I just checked around at some of the blogs that are typically up in arms about this, only to find that not a single one has mentioned the story below, carried in Saturday's Korea Herald:
The Education Ministry yesterday decided to fire 22 unionized teachers and suspend 67 who led an antigovernment campaign last month.
It also seeks a prosecution investigation into their alleged violation of the law that bars them from any collective action and political activities.
The ministry and local education offices met to discuss disciplinary measures for the 28,635 teachers who signed the statement issued by the Korean Teachers and Educational Workers' Union on July 19.
The progressive group berated the Lee Myung-bak government's educational policies for driving students into fierce competition for tests at the expense of sound public education and rising private education costs.

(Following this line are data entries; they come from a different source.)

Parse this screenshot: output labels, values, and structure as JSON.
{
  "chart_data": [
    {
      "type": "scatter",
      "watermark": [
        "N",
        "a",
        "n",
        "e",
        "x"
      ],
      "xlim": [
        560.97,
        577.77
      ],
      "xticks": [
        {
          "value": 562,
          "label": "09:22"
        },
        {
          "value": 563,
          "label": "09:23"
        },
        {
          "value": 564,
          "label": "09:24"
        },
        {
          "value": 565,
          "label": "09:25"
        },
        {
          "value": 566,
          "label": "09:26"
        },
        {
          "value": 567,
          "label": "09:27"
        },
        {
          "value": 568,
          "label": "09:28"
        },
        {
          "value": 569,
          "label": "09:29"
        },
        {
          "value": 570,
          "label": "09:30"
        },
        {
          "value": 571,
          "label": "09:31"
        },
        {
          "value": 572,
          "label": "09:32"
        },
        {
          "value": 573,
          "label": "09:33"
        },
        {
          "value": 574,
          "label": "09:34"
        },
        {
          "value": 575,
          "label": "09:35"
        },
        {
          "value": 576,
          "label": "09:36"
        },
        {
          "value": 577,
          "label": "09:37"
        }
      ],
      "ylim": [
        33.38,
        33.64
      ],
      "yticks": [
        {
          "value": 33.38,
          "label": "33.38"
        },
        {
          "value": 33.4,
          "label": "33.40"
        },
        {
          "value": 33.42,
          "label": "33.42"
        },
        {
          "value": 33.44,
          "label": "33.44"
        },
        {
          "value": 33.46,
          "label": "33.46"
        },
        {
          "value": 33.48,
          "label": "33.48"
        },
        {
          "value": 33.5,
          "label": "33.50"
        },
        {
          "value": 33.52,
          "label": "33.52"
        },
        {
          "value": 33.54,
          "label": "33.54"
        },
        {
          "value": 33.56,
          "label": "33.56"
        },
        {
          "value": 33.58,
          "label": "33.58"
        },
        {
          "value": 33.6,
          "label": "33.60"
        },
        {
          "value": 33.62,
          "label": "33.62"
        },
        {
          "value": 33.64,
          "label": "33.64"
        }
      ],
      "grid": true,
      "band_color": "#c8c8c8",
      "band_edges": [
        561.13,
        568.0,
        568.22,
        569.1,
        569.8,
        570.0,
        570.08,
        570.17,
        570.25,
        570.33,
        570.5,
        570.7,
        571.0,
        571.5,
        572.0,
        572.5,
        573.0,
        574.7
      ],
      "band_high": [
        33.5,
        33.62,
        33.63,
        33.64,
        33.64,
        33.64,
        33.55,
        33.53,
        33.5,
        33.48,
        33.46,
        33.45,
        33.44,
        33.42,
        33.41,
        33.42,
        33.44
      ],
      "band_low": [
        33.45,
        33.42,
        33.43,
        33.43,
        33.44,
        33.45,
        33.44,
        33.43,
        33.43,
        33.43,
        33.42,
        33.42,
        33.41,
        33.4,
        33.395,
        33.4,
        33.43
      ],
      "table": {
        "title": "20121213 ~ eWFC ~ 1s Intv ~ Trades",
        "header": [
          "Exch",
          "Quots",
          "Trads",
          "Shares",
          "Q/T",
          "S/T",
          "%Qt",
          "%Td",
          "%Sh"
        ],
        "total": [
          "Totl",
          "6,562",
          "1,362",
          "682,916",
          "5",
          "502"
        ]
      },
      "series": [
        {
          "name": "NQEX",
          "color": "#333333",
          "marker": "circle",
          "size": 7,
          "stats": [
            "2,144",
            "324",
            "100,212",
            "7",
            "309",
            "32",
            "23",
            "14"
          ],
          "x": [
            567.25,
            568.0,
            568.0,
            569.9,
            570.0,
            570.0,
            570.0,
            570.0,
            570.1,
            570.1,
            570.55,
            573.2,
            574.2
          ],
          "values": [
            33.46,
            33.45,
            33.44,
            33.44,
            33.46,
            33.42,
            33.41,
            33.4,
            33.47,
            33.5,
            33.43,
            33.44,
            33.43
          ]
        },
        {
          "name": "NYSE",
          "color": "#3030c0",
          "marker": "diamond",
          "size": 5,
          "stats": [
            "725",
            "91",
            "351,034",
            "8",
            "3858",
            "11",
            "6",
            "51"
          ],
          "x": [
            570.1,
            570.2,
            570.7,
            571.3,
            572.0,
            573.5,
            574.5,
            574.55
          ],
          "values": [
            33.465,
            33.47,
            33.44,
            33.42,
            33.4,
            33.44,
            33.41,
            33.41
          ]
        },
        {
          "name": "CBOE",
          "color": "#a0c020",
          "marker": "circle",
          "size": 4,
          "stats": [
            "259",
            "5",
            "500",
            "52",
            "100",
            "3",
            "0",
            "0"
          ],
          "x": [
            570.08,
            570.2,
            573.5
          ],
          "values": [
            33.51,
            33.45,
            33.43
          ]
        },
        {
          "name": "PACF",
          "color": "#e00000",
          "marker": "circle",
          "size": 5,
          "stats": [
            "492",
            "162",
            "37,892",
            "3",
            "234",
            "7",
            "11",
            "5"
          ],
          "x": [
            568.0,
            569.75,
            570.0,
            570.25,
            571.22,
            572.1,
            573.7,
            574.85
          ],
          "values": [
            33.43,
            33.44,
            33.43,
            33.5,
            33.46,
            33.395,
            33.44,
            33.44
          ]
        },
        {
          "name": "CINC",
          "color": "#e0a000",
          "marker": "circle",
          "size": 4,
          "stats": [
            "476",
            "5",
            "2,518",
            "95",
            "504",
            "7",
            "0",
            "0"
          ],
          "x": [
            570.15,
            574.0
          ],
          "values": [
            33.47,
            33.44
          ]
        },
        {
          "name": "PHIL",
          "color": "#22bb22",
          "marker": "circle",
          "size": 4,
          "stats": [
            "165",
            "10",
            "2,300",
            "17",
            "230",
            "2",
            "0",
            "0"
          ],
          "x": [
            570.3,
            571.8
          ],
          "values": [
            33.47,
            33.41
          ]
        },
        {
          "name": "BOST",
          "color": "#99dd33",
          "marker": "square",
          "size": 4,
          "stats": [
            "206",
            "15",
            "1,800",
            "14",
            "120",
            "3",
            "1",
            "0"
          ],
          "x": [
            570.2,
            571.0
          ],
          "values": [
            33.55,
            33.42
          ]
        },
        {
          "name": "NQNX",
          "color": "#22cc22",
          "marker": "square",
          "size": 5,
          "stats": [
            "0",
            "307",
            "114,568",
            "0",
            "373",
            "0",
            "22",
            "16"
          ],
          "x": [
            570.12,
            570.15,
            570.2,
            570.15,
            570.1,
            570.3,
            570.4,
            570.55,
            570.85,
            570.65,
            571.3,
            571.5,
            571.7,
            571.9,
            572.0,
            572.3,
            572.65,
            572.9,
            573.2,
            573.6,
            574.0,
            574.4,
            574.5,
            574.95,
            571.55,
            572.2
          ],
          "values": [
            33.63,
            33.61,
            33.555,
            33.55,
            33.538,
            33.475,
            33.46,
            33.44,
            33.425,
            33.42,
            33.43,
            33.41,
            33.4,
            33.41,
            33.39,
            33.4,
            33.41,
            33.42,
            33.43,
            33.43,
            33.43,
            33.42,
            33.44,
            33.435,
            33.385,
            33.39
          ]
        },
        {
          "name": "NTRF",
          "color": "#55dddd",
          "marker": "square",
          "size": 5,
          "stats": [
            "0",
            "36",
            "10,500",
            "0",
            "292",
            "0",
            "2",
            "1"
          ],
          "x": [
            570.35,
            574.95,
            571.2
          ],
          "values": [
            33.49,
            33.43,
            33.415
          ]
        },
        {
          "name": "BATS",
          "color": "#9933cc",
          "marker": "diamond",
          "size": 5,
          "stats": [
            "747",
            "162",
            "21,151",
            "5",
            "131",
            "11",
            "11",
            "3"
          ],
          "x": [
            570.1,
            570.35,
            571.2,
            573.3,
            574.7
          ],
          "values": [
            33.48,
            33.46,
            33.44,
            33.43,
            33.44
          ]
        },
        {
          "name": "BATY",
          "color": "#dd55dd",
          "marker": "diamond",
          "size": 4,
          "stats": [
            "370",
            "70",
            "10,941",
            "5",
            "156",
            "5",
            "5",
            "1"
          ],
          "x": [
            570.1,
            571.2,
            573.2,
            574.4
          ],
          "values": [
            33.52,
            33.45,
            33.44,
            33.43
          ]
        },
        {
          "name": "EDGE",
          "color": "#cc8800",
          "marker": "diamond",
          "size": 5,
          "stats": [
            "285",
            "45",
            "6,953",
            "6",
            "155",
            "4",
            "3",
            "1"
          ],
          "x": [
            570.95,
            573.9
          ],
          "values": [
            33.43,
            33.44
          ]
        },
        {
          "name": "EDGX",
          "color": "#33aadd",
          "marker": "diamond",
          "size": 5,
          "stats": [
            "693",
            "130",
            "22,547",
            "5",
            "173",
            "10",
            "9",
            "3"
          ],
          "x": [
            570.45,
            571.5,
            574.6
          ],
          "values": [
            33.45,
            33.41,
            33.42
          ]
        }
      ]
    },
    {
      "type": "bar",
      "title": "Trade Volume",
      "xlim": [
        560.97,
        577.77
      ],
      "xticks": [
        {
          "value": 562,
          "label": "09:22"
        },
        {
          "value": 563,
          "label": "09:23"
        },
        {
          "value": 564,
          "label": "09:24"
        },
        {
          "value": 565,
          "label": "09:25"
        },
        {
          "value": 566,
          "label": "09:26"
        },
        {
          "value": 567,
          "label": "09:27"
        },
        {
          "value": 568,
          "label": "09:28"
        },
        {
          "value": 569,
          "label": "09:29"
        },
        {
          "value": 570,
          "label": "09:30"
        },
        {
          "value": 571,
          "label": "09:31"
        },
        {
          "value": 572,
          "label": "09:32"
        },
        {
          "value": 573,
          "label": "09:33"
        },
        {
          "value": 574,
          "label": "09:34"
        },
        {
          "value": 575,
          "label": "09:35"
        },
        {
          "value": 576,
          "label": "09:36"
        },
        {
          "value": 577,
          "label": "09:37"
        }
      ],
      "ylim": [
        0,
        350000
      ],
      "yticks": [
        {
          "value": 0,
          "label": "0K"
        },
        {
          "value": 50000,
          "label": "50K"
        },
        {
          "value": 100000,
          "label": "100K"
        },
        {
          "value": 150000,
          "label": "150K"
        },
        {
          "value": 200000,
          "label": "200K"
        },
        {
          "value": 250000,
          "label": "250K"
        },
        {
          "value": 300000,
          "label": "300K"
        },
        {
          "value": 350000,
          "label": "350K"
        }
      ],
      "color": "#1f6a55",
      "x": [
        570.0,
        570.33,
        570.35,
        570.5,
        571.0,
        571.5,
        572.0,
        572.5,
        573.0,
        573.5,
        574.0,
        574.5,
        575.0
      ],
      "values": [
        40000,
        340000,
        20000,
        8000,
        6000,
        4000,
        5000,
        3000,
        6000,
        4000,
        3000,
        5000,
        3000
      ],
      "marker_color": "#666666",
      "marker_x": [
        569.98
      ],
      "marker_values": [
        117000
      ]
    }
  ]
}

If this story were exactly the same, only the teachers involved were foreigners, the outrage, anger and dirty-word blogging would be through the roof.

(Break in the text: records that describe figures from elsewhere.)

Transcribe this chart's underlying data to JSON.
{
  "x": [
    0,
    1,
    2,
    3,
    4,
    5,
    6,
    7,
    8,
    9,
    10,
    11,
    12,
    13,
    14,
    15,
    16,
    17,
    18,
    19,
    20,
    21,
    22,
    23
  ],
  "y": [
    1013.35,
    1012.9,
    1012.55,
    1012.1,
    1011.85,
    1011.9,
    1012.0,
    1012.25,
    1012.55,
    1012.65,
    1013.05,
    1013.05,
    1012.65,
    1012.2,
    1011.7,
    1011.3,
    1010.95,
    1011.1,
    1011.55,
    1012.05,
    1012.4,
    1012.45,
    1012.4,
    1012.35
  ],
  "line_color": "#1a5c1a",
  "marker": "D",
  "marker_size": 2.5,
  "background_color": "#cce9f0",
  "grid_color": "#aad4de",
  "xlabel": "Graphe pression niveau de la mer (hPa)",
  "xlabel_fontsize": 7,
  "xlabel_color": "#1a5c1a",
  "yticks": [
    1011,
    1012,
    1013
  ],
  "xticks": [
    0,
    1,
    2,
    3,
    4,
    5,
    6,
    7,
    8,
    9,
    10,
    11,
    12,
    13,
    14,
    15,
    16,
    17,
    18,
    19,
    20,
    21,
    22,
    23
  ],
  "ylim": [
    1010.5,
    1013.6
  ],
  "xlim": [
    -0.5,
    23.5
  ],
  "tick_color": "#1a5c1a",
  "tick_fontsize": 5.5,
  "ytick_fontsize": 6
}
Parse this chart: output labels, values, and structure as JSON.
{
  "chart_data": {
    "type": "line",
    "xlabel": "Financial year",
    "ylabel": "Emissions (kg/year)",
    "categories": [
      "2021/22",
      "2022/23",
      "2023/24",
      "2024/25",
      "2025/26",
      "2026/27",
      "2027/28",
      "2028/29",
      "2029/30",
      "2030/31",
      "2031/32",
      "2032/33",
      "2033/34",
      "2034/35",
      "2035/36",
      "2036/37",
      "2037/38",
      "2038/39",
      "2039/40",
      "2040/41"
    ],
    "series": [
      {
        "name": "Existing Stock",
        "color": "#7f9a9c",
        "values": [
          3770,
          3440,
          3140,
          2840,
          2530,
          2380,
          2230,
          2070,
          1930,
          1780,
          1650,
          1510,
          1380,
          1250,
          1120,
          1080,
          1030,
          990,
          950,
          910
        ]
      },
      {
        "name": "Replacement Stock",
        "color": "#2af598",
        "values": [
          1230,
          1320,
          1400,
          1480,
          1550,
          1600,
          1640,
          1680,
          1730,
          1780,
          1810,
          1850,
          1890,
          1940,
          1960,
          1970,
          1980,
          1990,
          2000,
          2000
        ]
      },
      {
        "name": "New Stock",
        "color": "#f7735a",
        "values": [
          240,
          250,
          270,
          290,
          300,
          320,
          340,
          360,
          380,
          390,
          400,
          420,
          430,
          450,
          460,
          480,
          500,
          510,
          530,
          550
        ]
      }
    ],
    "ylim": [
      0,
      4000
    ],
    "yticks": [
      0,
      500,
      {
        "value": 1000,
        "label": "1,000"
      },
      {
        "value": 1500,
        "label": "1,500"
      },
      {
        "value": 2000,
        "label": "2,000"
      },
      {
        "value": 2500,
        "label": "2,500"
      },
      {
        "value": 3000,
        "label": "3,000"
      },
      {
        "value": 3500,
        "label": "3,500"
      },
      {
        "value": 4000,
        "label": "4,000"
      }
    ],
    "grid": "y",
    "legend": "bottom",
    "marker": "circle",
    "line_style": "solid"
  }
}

Apparently, we in the Korean expat blogosphere are only supposed to be concerned about wrongs done to white-skinned teachers, and poor policy and prosecution when directed at our little coterie. Think of it as reverse xenophobia.

Bonus Photograph:


SuperDrew said...

You know how I feel about the Korean blogosphere, Steve, so I won't comment on that part. However, the Korean Best Toilet...classic!

I'm no Picasso said...

I just had a conversation about this. Actually, two. One with my Korean co-teacher, who's facing some pretty serious issues directly related to this, and one with a younger Korean friend who had no idea it was going on. It all sounds extremely serious, and wide-spread. I hope to God it putters out without ruining too many lives.

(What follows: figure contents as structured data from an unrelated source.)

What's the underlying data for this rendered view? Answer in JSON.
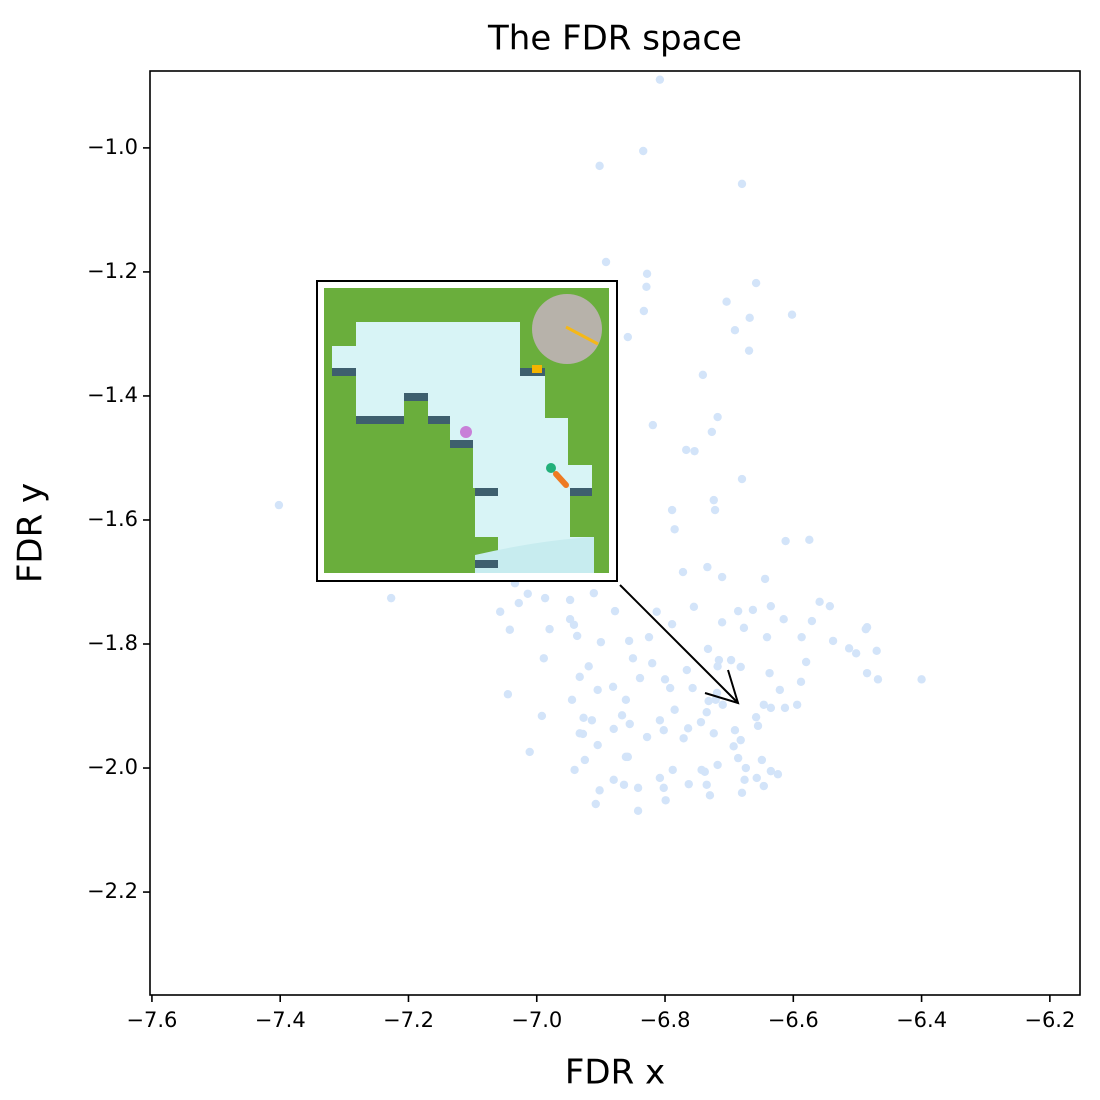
{
  "chart_data": {
    "type": "scatter",
    "title": "The FDR space",
    "xlabel": "FDR x",
    "ylabel": "FDR y",
    "color": "#d3e4f9",
    "xlim": [
      -7.603,
      -6.153
    ],
    "ylim": [
      -2.366,
      -0.876
    ],
    "xticks": [
      {
        "value": -7.6,
        "label": "−7.6"
      },
      {
        "value": -7.4,
        "label": "−7.4"
      },
      {
        "value": -7.2,
        "label": "−7.2"
      },
      {
        "value": -7.0,
        "label": "−7.0"
      },
      {
        "value": -6.8,
        "label": "−6.8"
      },
      {
        "value": -6.6,
        "label": "−6.6"
      },
      {
        "value": -6.4,
        "label": "−6.4"
      },
      {
        "value": -6.2,
        "label": "−6.2"
      }
    ],
    "yticks": [
      {
        "value": -2.2,
        "label": "−2.2"
      },
      {
        "value": -2.0,
        "label": "−2.0"
      },
      {
        "value": -1.8,
        "label": "−1.8"
      },
      {
        "value": -1.6,
        "label": "−1.6"
      },
      {
        "value": -1.4,
        "label": "−1.4"
      },
      {
        "value": -1.2,
        "label": "−1.2"
      },
      {
        "value": -1.0,
        "label": "−1.0"
      }
    ],
    "x": [
      -6.808,
      -6.834,
      -6.902,
      -6.68,
      -6.892,
      -6.828,
      -6.829,
      -6.658,
      -6.704,
      -6.602,
      -6.668,
      -6.833,
      -6.691,
      -6.858,
      -6.669,
      -6.741,
      -6.718,
      -6.727,
      -6.819,
      -6.767,
      -6.754,
      -6.68,
      -6.724,
      -6.722,
      -6.789,
      -6.785,
      -6.612,
      -6.575,
      -7.402,
      -7.227,
      -7.034,
      -6.772,
      -6.734,
      -6.644,
      -6.711,
      -6.842,
      -7.057,
      -7.028,
      -7.042,
      -7.014,
      -6.98,
      -6.948,
      -6.937,
      -6.911,
      -6.948,
      -6.9,
      -6.856,
      -6.878,
      -6.85,
      -6.825,
      -6.813,
      -6.789,
      -6.755,
      -6.733,
      -6.711,
      -6.716,
      -6.686,
      -6.677,
      -6.663,
      -6.635,
      -6.641,
      -6.615,
      -6.587,
      -6.571,
      -6.559,
      -6.543,
      -6.538,
      -6.513,
      -6.502,
      -6.487,
      -6.485,
      -6.47,
      -6.468,
      -6.4,
      -6.485,
      -6.58,
      -6.588,
      -6.621,
      -6.637,
      -6.682,
      -6.697,
      -6.718,
      -6.719,
      -6.732,
      -6.757,
      -6.766,
      -6.8,
      -6.792,
      -6.82,
      -6.839,
      -6.861,
      -6.881,
      -6.905,
      -6.933,
      -6.919,
      -6.989,
      -6.927,
      -6.928,
      -6.914,
      -6.905,
      -6.933,
      -6.925,
      -6.88,
      -6.867,
      -6.855,
      -6.858,
      -6.828,
      -6.808,
      -6.802,
      -6.785,
      -6.771,
      -6.764,
      -6.744,
      -6.735,
      -6.721,
      -6.71,
      -6.724,
      -6.691,
      -6.693,
      -6.682,
      -6.655,
      -6.646,
      -6.635,
      -6.613,
      -6.594,
      -6.658,
      -6.686,
      -6.674,
      -6.649,
      -6.635,
      -6.624,
      -6.657,
      -6.646,
      -6.676,
      -6.68,
      -6.718,
      -6.738,
      -6.743,
      -6.735,
      -6.73,
      -6.763,
      -6.788,
      -6.808,
      -6.802,
      -6.799,
      -6.842,
      -6.864,
      -6.861,
      -6.88,
      -6.941,
      -6.902,
      -6.908,
      -7.011,
      -6.992,
      -6.945,
      -6.942,
      -6.987,
      -7.045
    ],
    "values": [
      -0.89,
      -1.005,
      -1.029,
      -1.058,
      -1.184,
      -1.203,
      -1.224,
      -1.218,
      -1.248,
      -1.269,
      -1.274,
      -1.263,
      -1.294,
      -1.305,
      -1.327,
      -1.366,
      -1.434,
      -1.458,
      -1.447,
      -1.487,
      -1.489,
      -1.534,
      -1.568,
      -1.584,
      -1.584,
      -1.615,
      -1.634,
      -1.632,
      -1.576,
      -1.726,
      -1.702,
      -1.684,
      -1.676,
      -1.695,
      -1.692,
      -2.069,
      -1.748,
      -1.734,
      -1.777,
      -1.719,
      -1.776,
      -1.76,
      -1.787,
      -1.718,
      -1.729,
      -1.797,
      -1.795,
      -1.747,
      -1.823,
      -1.789,
      -1.748,
      -1.768,
      -1.74,
      -1.808,
      -1.765,
      -1.826,
      -1.747,
      -1.774,
      -1.745,
      -1.739,
      -1.789,
      -1.76,
      -1.789,
      -1.763,
      -1.732,
      -1.739,
      -1.795,
      -1.807,
      -1.815,
      -1.776,
      -1.847,
      -1.811,
      -1.857,
      -1.857,
      -1.773,
      -1.829,
      -1.861,
      -1.874,
      -1.847,
      -1.837,
      -1.826,
      -1.836,
      -1.879,
      -1.892,
      -1.871,
      -1.842,
      -1.857,
      -1.871,
      -1.831,
      -1.855,
      -1.89,
      -1.869,
      -1.874,
      -1.853,
      -1.836,
      -1.823,
      -1.919,
      -1.945,
      -1.923,
      -1.963,
      -1.944,
      -1.987,
      -1.937,
      -1.915,
      -1.929,
      -1.982,
      -1.95,
      -1.923,
      -1.939,
      -1.906,
      -1.952,
      -1.936,
      -1.926,
      -1.91,
      -1.89,
      -1.898,
      -1.944,
      -1.939,
      -1.965,
      -1.955,
      -1.932,
      -1.898,
      -1.903,
      -1.903,
      -1.898,
      -1.918,
      -1.984,
      -2.0,
      -1.987,
      -2.005,
      -2.01,
      -2.016,
      -2.029,
      -2.019,
      -2.04,
      -1.995,
      -2.006,
      -2.003,
      -2.027,
      -2.044,
      -2.026,
      -2.003,
      -2.016,
      -2.032,
      -2.052,
      -2.032,
      -2.027,
      -1.982,
      -2.019,
      -2.003,
      -2.036,
      -2.058,
      -1.974,
      -1.916,
      -1.89,
      -1.769,
      -1.726,
      -1.881
    ]
  }
}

Chris in South Korea said...

A thought on the K-blogosphere, from the K-blogosphere (or at least one person from said institution):

Perhaps we *are* more concerned with our own kind than others, if for no other reason than no one else seems to be. While it seems premature to call it 'reverse xenophobia', consider what it means to be a blogger in the first place. We get to blog about what we think is important - which more often than not are things and people close to us. That's not to say we don't care about Korean teachers; but then again, they have unions - honest to God UNIONS - that have some power within the Korean political system to protect them. The average foreign English teacher has, um, few if any people or places backing them up against an employer who might try firing them for any tiny reason.

Another thing to consider is whether the K-blogosphere is even the appropriate group of people. For better or worse, we do tend to keep our readers in mind when it comes to what we post about. That's not to say we don't post about something unpopular; rather, we tend to stick to our own fairly tight themes and topics.

Tuttle said...

I see your point, but I disagree. The bloggers I am referring to scour the paps for stories about waygookin being treated "unfairly"--differently from Korean teachers, or Korean teachers treated differently from "us".

I think it is only fair to cover stories where Korean teachers are treated the way "we" complain about. Not to mention it serves the larger cause. If a clod be washed away by the sea, Europe is the less for it as well as if a promontory were, and all that.